Laut Berechnungen von UN-Organisationen wie der Cepal (UN-Wirtschaftskommission für Lateinamerika und die Karibik) gehen dem Fiskus jedes Jahr um die sieben Milliarden US-Dollar durch Steuerhinterziehung verloren. Dieses Geld könnte dafür verwandt werden, die sozialen Sicherheitsnetze weniger durchlässig zu machen, kritisieren Gewerkschaften und soziale Organisationen. Doch genau das ist in Ecuador kaum vorstellbar. »Wir stehen einem strukturellen Problem gegenüber, denn es gibt in den Eliten kein Verantwortungsgefühl gegenüber dem Land und der Bevölkerung. Die Korruption ist omnipräsent«, erklärt Acosta. Jobs in Krankenhäusern werden mittlerweile gegen einen Briefumschlag mit Geld vergeben, bestätigt Ana Morales und das Annehmen von Bestechungsgeld oder auch das Einfordern sei Teil der Realität.

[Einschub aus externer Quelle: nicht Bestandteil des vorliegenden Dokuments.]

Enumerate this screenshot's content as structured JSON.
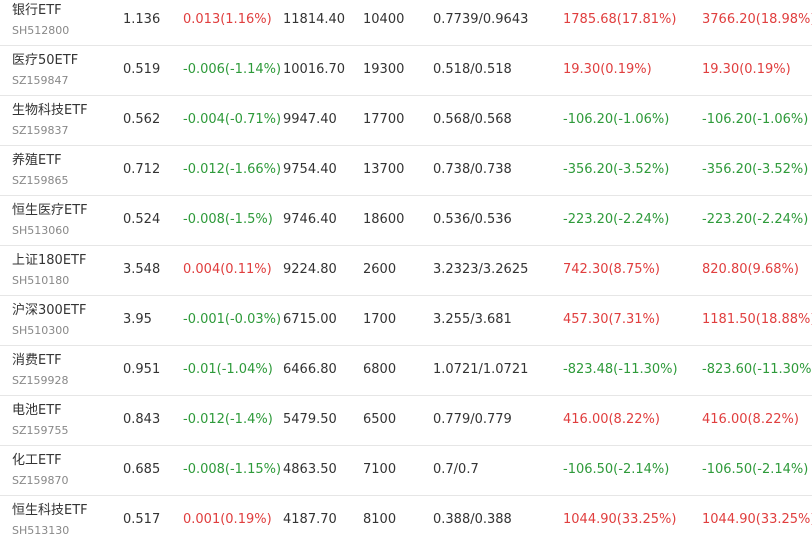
{
  "colors": {
    "up": "#e03e3e",
    "down": "#2e9a3a",
    "text": "#333333",
    "code": "#888888",
    "divider": "#e6e6e6"
  },
  "rows": [
    {
      "name": "银行ETF",
      "code": "SH512800",
      "price": "1.136",
      "change": "0.013(1.16%)",
      "change_dir": "up",
      "value": "11814.40",
      "shares": "10400",
      "cost": "0.7739/0.9643",
      "profit1": "1785.68(17.81%)",
      "profit1_dir": "up",
      "profit2": "3766.20(18.98%)",
      "profit2_dir": "up"
    },
    {
      "name": "医疗50ETF",
      "code": "SZ159847",
      "price": "0.519",
      "change": "-0.006(-1.14%)",
      "change_dir": "down",
      "value": "10016.70",
      "shares": "19300",
      "cost": "0.518/0.518",
      "profit1": "19.30(0.19%)",
      "profit1_dir": "up",
      "profit2": "19.30(0.19%)",
      "profit2_dir": "up"
    },
    {
      "name": "生物科技ETF",
      "code": "SZ159837",
      "price": "0.562",
      "change": "-0.004(-0.71%)",
      "change_dir": "down",
      "value": "9947.40",
      "shares": "17700",
      "cost": "0.568/0.568",
      "profit1": "-106.20(-1.06%)",
      "profit1_dir": "down",
      "profit2": "-106.20(-1.06%)",
      "profit2_dir": "down"
    },
    {
      "name": "养殖ETF",
      "code": "SZ159865",
      "price": "0.712",
      "change": "-0.012(-1.66%)",
      "change_dir": "down",
      "value": "9754.40",
      "shares": "13700",
      "cost": "0.738/0.738",
      "profit1": "-356.20(-3.52%)",
      "profit1_dir": "down",
      "profit2": "-356.20(-3.52%)",
      "profit2_dir": "down"
    },
    {
      "name": "恒生医疗ETF",
      "code": "SH513060",
      "price": "0.524",
      "change": "-0.008(-1.5%)",
      "change_dir": "down",
      "value": "9746.40",
      "shares": "18600",
      "cost": "0.536/0.536",
      "profit1": "-223.20(-2.24%)",
      "profit1_dir": "down",
      "profit2": "-223.20(-2.24%)",
      "profit2_dir": "down"
    },
    {
      "name": "上证180ETF",
      "code": "SH510180",
      "price": "3.548",
      "change": "0.004(0.11%)",
      "change_dir": "up",
      "value": "9224.80",
      "shares": "2600",
      "cost": "3.2323/3.2625",
      "profit1": "742.30(8.75%)",
      "profit1_dir": "up",
      "profit2": "820.80(9.68%)",
      "profit2_dir": "up"
    },
    {
      "name": "沪深300ETF",
      "code": "SH510300",
      "price": "3.95",
      "change": "-0.001(-0.03%)",
      "change_dir": "down",
      "value": "6715.00",
      "shares": "1700",
      "cost": "3.255/3.681",
      "profit1": "457.30(7.31%)",
      "profit1_dir": "up",
      "profit2": "1181.50(18.88%)",
      "profit2_dir": "up"
    },
    {
      "name": "消费ETF",
      "code": "SZ159928",
      "price": "0.951",
      "change": "-0.01(-1.04%)",
      "change_dir": "down",
      "value": "6466.80",
      "shares": "6800",
      "cost": "1.0721/1.0721",
      "profit1": "-823.48(-11.30%)",
      "profit1_dir": "down",
      "profit2": "-823.60(-11.30%)",
      "profit2_dir": "down"
    },
    {
      "name": "电池ETF",
      "code": "SZ159755",
      "price": "0.843",
      "change": "-0.012(-1.4%)",
      "change_dir": "down",
      "value": "5479.50",
      "shares": "6500",
      "cost": "0.779/0.779",
      "profit1": "416.00(8.22%)",
      "profit1_dir": "up",
      "profit2": "416.00(8.22%)",
      "profit2_dir": "up"
    },
    {
      "name": "化工ETF",
      "code": "SZ159870",
      "price": "0.685",
      "change": "-0.008(-1.15%)",
      "change_dir": "down",
      "value": "4863.50",
      "shares": "7100",
      "cost": "0.7/0.7",
      "profit1": "-106.50(-2.14%)",
      "profit1_dir": "down",
      "profit2": "-106.50(-2.14%)",
      "profit2_dir": "down"
    },
    {
      "name": "恒生科技ETF",
      "code": "SH513130",
      "price": "0.517",
      "change": "0.001(0.19%)",
      "change_dir": "up",
      "value": "4187.70",
      "shares": "8100",
      "cost": "0.388/0.388",
      "profit1": "1044.90(33.25%)",
      "profit1_dir": "up",
      "profit2": "1044.90(33.25%)",
      "profit2_dir": "up"
    }
  ]
}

Zur Realität Ecuadors gehört auch, dass sich die organisierte Kriminalität weiter ausgedehnt hat. Nicht nur im Kokainschmuggel, auch im illegalen Goldbergbau, im Baugewerbe und bei Auftragsmord und Erpressung sind die Kartelle aktiv. Profitabel ist nicht zuletzt das Schleusen von Menschen in Richtung USA. Auf insgesamt mindestens 15 Milliarden US-Dollar, so schätzen Kriminal-Experten wie Fernando Carrión die Einnahmen, die die je nach Quelle 22 bis 26 Kartelle in Ecuador einnehmen – Tendenz steigend. »Die Kartelle sind die zentrale Herausforderung, aber die kommende Regierung muss auch das Stromsystem modernisieren, Jobs generieren und die Korruption bekämpfen – vier Mammutaufgaben«, betont Alberto Acosta. Wer sich denen stellen wird, entscheiden die Wähler*innen am 9. Februar. die Angst vor der Zukunft ist beinahe greifbar in Städten wie Guayaquil.